Tomorrow I am going with my Grandmother to get my hair done. I’ve never been to this place, so I hope it works out well. Not much is worse than getting a bad hair cut/color job. I love to spend time with my Grandmother, but it is also very depressing and draining lately. However, I know it helps lift her spirits when someone comes to visit and I love her very much. It is important to be selfless. I hope karma does exist, because I hope one day to grow old and eventually everyone gets where they need a little extra help and I hope I will have someone willing to help me. I mean I just hope someone will love me as much as I love my grandmother. I hope to be the kind of person a grandchild could look up to and love. Family is important. I really worry that my family will fall apart when my grandparents die, but I will try my best to keep the family together.
I also love my Mother. She has taught me a great lesson by being very kind and compassionate whenever I have made mistakes. Especially the dumb ones. She does a great job of letting you know what you did wrong, but not embarrassing you and making you feel stupid. No one likes to feel stupid. To make someone feel stupid is to belittle them. Everyone makes mistakes big ones, dumb ones, little ones, important ones, but it is what makes us human. Being human is a wonderful adventure. I don’t understand why we don’t help each other along the way more. We are always criticizing and putting down others. We are always trying to be better than one another instead of trying to build everyone up. I have always wanted to say to a large crowd imagine what the world would be like if we all woke up every morning determined to make the world a better place. If even just with one small act of kindness like opening a door, saying thank you, sending a thoughtful card, or calling up an old friend.
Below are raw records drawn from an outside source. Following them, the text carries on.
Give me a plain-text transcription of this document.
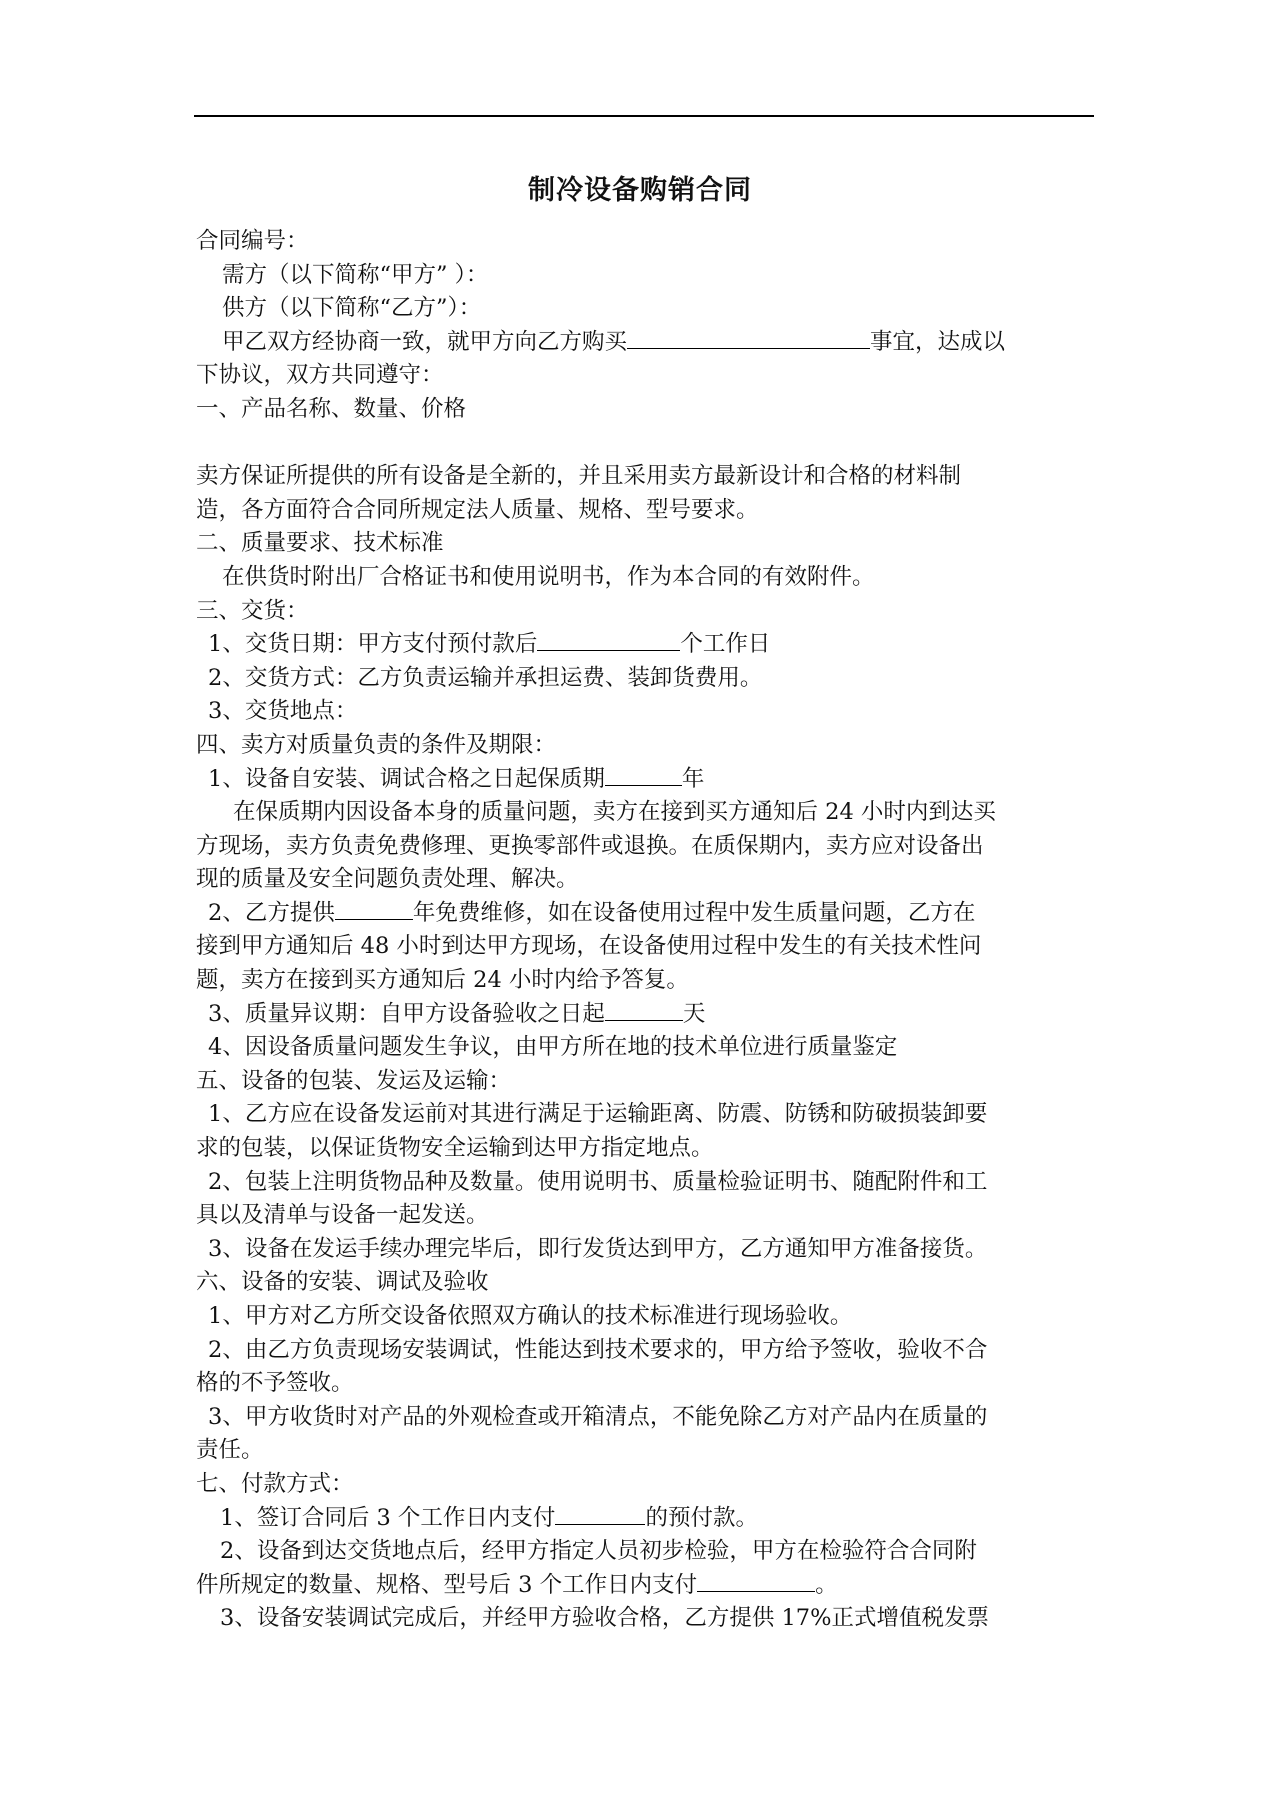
制冷设备购销合同
合同编号：
需方（以下简称“甲方” ）：
供方（以下简称“乙方”）：
甲乙双方经协商一致，就甲方向乙方购买	事宜，达成以
下协议，双方共同遵守：
一、产品名称、数量、价格
卖方保证所提供的所有设备是全新的，并且采用卖方最新设计和合格的材料制
造，各方面符合合同所规定法人质量、规格、型号要求。
二、质量要求、技术标准
在供货时附出厂合格证书和使用说明书，作为本合同的有效附件。
三、交货：
1、交货日期：甲方支付预付款后	个工作日
2、交货方式：乙方负责运输并承担运费、装卸货费用。
3、交货地点：
四、卖方对质量负责的条件及期限：
1、设备自安装、调试合格之日起保质期	年
在保质期内因设备本身的质量问题，卖方在接到买方通知后 24 小时内到达买
方现场，卖方负责免费修理、更换零部件或退换。在质保期内，卖方应对设备出
现的质量及安全问题负责处理、解决。
2、乙方提供	年免费维修，如在设备使用过程中发生质量问题，乙方在
接到甲方通知后 48 小时到达甲方现场，在设备使用过程中发生的有关技术性问
题，卖方在接到买方通知后 24 小时内给予答复。
3、质量异议期：自甲方设备验收之日起	天
4、因设备质量问题发生争议，由甲方所在地的技术单位进行质量鉴定
五、设备的包装、发运及运输：
1、乙方应在设备发运前对其进行满足于运输距离、防震、防锈和防破损装卸要
求的包装，以保证货物安全运输到达甲方指定地点。
2、包装上注明货物品种及数量。使用说明书、质量检验证明书、随配附件和工
具以及清单与设备一起发送。
3、设备在发运手续办理完毕后，即行发货达到甲方，乙方通知甲方准备接货。
六、设备的安装、调试及验收
1、甲方对乙方所交设备依照双方确认的技术标准进行现场验收。
2、由乙方负责现场安装调试，性能达到技术要求的，甲方给予签收，验收不合
格的不予签收。
3、甲方收货时对产品的外观检查或开箱清点，不能免除乙方对产品内在质量的
责任。
七、付款方式：
1、签订合同后 3 个工作日内支付	的预付款。
2、设备到达交货地点后，经甲方指定人员初步检验，甲方在检验符合合同附
件所规定的数量、规格、型号后 3 个工作日内支付	。
3、设备安装调试完成后，并经甲方验收合格，乙方提供 17%正式增值税发票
I think sometimes the smallest things make the biggest difference. It’s those things you know people are just naturally doing out of the goodness of their hearts. Something as simple as a waitress saying she likes your earrings or a older man saying thank you young lade for opening the door. Those things matter a lot and they are very simple to do.
As always I am very hopefully for the future. I promise to never give up and to always try my best.